Note that a set of candidate matches is selected before calculating the similarity measures and training a model. To consider a pair of match-to and match-from items a candidate, the items should have at least one token in common. Only the candidate match-from and match-to combinations are used in the training. This is done to reduce computing time - calculating similarity measures for all possible combinations can be extremely heavy (10.000 time series and 30.000 assets -> 300.000.000 combinations).

When to use a supervised ML model?

A supervised ML model is applicable when you have a lot of labeled data items. The more labeled data you have, the better results you can achieve. Make sure not to apply a supervised model if you have fewer than 500 labeled data items.

Create a model

POST /api/v1/projects/publicdata/context/entitymatching
Content-Type: application/json

{
"sources":sources,
"targets":targets,
"trueMatches":true_matches,
}

Predict

When predict is called without any data, predictions are on the training data.

num_matches determines the number of matches to return for each matchFrom item. The default is 1.

POST /api/v1/projects/publicdata/context/entitymatching/predict
Content-Type: application/json

{
"id": modelId,
"numMatches": 3,
"scoreThreshold": 0.7
}

Get matching results

Replace job_id in the following GET body with the jobId returned by the response above.

GET /api/v1/projects/publicdata/context/entitymatching/jobs/<job_id>
Content-Type: application/json

Example output:

[
{
"matchFrom": {
"description": "correct",
"id": 0,
"name": "KKL_21AA1019CA.PV"
},
"matches": [
{
"matchTo": { "description": "correct", "id": 0, "name": "21AA1019CA" },
"score": 0.35,
"target": { "description": "correct", "id": 0, "name": "21AA1019CA" }
},
{
"matchTo": { "description": "wrong", "id": 1, "name": "21AA1019CA" },
"score": 0.35,
"target": { "description": "wrong", "id": 1, "name": "21AA1019CA" }
}
],
"source": { "description": "correct", "id": 0, "name": "KKL_21AA1019CA.PV" }
},
{
"matchFrom": { "description": "ok", "id": 1, "name": "KKL_13FV1234BU.VW" },
"matches": [
{
"matchTo": { "id": 2, "name": "13FV1234BU" },
"score": 0.35,
"target": { "id": 2, "name": "13FV1234BU" }
},
{
"matchTo": { "description": "ok", "id": 3, "name": "13FV1234BU" },
"score": 0.35,
"target": { "description": "ok", "id": 3, "name": "13FV1234BU" }
}
],
"source": { "description": "ok", "id": 1, "name": "KKL_13FV1234BU.VW" }
}
]
note

For both matchFrom items, the two matches have an equal score, and the model isn't able to distinguish between the correct and incorrect match. Also, the scores are relatively low. When the data set is small, unsupervised learning makes more sense.

Refit

Refit lets you retrain a model, using the same parameters, with extra labels/true-matches. The new true_matches (1,3) are added to the true_matches list from the original model.

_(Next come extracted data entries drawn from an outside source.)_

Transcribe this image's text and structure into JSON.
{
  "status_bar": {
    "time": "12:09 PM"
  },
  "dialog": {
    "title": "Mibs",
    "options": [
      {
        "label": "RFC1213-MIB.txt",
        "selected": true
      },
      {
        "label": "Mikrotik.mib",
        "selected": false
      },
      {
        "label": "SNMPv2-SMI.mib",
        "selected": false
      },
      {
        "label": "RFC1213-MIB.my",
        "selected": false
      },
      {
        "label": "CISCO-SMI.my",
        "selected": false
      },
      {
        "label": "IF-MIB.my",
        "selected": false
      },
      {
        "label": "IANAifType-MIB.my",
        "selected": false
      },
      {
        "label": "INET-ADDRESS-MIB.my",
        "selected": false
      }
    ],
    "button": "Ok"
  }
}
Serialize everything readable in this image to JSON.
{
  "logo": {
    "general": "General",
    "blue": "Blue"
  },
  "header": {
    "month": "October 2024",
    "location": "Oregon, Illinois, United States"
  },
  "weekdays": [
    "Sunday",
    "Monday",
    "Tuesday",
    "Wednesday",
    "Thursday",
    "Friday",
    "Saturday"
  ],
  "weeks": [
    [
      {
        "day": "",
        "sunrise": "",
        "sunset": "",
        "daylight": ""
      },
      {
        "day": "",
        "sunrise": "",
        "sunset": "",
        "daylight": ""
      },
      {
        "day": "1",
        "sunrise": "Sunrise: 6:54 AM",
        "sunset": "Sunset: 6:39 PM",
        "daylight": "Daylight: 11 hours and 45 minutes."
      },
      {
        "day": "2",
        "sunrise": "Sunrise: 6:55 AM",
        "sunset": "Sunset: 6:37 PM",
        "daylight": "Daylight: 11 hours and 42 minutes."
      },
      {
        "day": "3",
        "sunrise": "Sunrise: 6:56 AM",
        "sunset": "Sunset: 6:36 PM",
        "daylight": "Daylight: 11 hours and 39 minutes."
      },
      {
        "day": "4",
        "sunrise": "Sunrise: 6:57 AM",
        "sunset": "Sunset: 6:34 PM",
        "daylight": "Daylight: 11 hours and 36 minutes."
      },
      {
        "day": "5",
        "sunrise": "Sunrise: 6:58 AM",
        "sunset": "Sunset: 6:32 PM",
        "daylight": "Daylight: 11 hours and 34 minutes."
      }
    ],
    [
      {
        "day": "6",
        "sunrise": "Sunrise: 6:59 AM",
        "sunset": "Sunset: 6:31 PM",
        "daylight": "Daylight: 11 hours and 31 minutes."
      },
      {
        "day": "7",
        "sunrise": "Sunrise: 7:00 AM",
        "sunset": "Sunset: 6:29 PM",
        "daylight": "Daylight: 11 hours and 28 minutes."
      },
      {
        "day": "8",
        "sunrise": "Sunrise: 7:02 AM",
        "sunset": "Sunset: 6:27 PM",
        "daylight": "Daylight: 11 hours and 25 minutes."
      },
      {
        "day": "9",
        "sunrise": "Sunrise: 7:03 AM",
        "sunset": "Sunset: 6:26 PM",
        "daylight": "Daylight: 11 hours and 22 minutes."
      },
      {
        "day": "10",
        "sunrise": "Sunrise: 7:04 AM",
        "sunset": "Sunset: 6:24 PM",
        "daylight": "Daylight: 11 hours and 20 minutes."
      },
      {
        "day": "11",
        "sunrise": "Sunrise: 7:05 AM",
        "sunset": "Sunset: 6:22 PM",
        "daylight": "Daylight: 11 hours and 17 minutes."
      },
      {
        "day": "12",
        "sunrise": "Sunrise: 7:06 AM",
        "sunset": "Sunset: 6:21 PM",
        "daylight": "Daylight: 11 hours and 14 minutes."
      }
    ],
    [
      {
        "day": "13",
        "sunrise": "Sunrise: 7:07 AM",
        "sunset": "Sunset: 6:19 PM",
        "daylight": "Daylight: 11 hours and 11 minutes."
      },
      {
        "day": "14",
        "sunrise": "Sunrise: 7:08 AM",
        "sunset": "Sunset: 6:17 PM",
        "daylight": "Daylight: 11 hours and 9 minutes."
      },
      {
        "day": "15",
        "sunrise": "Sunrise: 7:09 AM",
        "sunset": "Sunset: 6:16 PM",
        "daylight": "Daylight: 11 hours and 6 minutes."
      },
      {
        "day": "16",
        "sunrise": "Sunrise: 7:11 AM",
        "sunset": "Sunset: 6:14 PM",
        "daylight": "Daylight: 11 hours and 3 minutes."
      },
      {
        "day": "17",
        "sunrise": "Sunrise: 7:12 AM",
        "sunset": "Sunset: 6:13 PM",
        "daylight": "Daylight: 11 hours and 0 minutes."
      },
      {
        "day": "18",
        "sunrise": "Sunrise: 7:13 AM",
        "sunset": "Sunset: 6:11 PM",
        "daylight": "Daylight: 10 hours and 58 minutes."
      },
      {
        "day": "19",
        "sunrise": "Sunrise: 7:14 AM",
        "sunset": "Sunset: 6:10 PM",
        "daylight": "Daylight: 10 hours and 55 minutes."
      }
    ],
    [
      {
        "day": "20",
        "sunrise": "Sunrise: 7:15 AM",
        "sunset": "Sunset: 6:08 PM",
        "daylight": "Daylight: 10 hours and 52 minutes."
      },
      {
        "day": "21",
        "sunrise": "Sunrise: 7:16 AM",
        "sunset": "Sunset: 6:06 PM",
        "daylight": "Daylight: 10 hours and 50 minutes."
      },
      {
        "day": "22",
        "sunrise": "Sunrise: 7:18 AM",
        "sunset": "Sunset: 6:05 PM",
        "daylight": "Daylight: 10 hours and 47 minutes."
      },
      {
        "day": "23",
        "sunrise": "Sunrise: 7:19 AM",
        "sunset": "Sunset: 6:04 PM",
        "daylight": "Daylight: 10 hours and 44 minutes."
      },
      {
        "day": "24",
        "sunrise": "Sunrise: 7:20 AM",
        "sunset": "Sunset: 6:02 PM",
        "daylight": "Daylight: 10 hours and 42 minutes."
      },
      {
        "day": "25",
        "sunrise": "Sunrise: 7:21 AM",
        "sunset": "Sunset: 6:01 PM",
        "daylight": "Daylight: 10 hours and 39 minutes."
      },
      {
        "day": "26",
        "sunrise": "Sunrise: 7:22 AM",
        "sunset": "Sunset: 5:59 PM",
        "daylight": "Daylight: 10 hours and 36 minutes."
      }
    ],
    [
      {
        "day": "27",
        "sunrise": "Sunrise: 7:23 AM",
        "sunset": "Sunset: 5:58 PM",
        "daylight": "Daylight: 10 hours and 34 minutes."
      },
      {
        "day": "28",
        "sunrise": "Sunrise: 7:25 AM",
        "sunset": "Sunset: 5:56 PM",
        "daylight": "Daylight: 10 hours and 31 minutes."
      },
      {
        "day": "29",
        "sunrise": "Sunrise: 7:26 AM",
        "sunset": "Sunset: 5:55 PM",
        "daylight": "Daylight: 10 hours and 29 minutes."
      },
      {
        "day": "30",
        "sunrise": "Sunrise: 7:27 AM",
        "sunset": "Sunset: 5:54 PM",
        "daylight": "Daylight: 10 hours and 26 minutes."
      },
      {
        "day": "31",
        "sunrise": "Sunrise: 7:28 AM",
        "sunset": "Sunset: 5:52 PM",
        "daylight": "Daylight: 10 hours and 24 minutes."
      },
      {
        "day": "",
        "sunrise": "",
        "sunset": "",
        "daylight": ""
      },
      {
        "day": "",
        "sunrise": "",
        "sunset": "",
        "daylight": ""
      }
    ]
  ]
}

To fit a model using only the (1,3) label. A new model must be trained using fit.

true_matches=[{"sourceId": 0,"targetId": 3}]
POST /api/v1/projects/publicdata/context/entitymatching/refit
Content-Type: application/json

{
"id": modelId
"trueMatches":true_matches,
}
POST /api/v1/projects/publicdata/context/entitymatching/predict
Content-Type: application/json

{
"id": modelId,
"numMatches": 3,
"scoreThreshold": 0.7
}
GET /api/v1/projects/publicdata/context/entitymatching/jobs/<job_id>
Content-Type: application/json
note

In this example, the results are the same. The new true-match follows the exact same pattern as the original.

Fit an unsupervised ML model

If there are no true_matches included in the fit call, an unsupervised model is applied.

As with supervised models, candidates are selected and similarity measures between the candidates are calculated. Instead of training a classification model, the average of the similarity measures is calculated and returned as the score.

When to use an unsupervised ML model?

Use an unsupervised ML model when there are no or few true matches (labeled data).

Create a model

POST /api/v1/projects/publicdata/context/entitymatching/
Content-Type: application/json

{
"sources":sources,
"targets":targets,
"name":"simple_model_1",
"description":"Simple model 1",
"featureType":"simple",
"classifier":"randomforest"
}

Example response:

{
"classifier": "randomforest",
"createdTime": 1606151476539,
"description": "Simple model 1",
"externalId": "None",
"featureType": "simple",
"id": 7895111848480381,
"ignoreMissingFields": True,
"matchFields": [
{
"source": "name",
"target": "name"
},
{
"source": "description",
"target": "description"
}
],
"name": "simple_model_1",
"startTime": "None",
"status": "Queued",
"statusTime": 1606151476539
}

Create a matching job

In the following POST body, replace id with the id returned by the response above. You can set maximum matching items and threshold to filter valid matching.

POST /api/v1/projects/publicdata/context/entitymatching/predict
Content-Type: application/json

{
"id": 7895111848480381,
"numMatches": 3,
"scoreThreshold": 0.7
}

Example response:

{
"createdTime":1606151691970,
"jobId":6147120367590349,
"startTime":"None",
"status":"Queued",
"statusTime":1606151691970
}

Get matching results

In the following GET body, replace job_id with the jobId return by the response above.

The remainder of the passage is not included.